I had to realign my expectations and almost start over with myself in November to turn both my attitude and my routines around to have a better year and really work with my students where they’re at instead of where I thought they were; part of that process was by becoming a calmer, more centered, and balanced person both in school and out.
The first two months of school I was almost constantly coming home with a headache and all I wanted to do was take that precious hour or hour and half before I had to pick my daughter up from daycare to watch some not suitable for children TV (currently “Criminal Minds” on Netflix). I was so burnt out from the day and all the mental and emotional energy I was spending to keep it together and be the adult in the room my levels crashed on the lulling ride home and I basically wanted to spend the evening being a vegetable.
And while that was what I needed in the moment, it was not productive or fulfilling and to a certain extent left me feeling worse at the end of the day. I brainstormed ways to change the narrative because functioning as a wife, mom, and teacher requires me to take care of myself first. I know we’ve all heard the airplane oxygen mask analogy (“put yours on first”) but why is it so damn hard to follow that advice? Why is it so difficult, mostly for women, to really set aside time or ways to take care of ourselves so we are centered, calm, and balanced? Even when you KNOW that it works? Even when you SEE that it works? But I slip into old patterns and try to put everyone (or everything AKA cleaning) first, so I end up irritated, short tempered, and miserable.
As part of my brainstorming session, I created an “end of day” ritual for my workday, and I feel like many could benefit from this idea whether you’re working from home and have to shift gears or whether your work day is stressful and you need to not bring that stress home. Maybe you’re a retail worker during this “wonderful” time of the year and people are not necessarily treating you with holiday cheer, maybe you’re a teacher like myself just trying to do a better job, maybe you’re a mom who’s working from home and somehow has to flip a switch and become mom….who knows? I found that having this simple ritual has really helped me both end the day and be ready for tomorrow while also carving out a little mental space for me to a calmer, better, more balanced person. This ritual has really helped lift the weight that I had felt was dragging me down over the past couple of months.
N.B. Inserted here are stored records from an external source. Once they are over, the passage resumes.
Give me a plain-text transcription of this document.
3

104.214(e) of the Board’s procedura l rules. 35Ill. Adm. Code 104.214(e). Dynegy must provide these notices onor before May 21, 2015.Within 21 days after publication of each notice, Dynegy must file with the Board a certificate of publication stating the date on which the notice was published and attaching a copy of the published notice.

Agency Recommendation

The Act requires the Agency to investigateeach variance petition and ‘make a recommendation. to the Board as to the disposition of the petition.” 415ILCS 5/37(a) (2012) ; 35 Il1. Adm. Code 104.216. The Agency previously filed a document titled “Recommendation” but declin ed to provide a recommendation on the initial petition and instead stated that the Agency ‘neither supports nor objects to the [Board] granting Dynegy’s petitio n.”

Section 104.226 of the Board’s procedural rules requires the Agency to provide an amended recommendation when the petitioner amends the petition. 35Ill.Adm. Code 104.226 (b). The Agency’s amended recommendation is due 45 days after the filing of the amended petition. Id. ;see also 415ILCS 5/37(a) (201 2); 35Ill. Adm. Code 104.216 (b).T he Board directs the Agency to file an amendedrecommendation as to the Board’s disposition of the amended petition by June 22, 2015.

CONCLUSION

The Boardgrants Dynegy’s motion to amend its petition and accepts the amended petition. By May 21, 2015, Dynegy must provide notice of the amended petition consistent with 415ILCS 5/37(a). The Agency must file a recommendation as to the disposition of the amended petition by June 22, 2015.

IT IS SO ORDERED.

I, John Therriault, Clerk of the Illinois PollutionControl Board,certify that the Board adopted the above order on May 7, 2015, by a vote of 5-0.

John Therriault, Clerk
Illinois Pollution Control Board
My ritual has three parts:
1. Make my to do list for tomorrow — This is critical for feeling like I can leave work at work. I write down anything I need to do tomorrow so I can forget about it for the rest of the night. If it’s already written down some where my brain doesn’t have to try to remember it. If I don’t do this first the rest of my ritual is lost.
2. I use an aromatic room spray that gives me the olfactory cue that the day is over and time to mentally draw the boundary between work me and home me.
3. I meditate for usually 3–5 minutes. I really can’t last much longer than that but by taking those minutes to slow down and take a few deep breaths it really helps me end the day and transition.
I was incredibly surprised how instituting this small, ten-minute ritual really helped me be a better, less burnt-out person. It kept the stress from getting too overwhelming and ultimately coming home with me for the night. It is allowing me to use the time before I pick up my daughter from daycare in a more fulfilling way and then is also allowing me to be a better, more present parent once I do pick her up. It’s also giving me the ability to stay on top of my to do list at work so I am (usually) not overwhelmed with all my responsibilities.
I look forward to when the last bell rings, the bus change announcements are made and I can shut down my laptop and complete my ritual because it means that the rest of the afternoon and evening has possibilities again instead of just wanting to lounge on the couch and ignore everything else.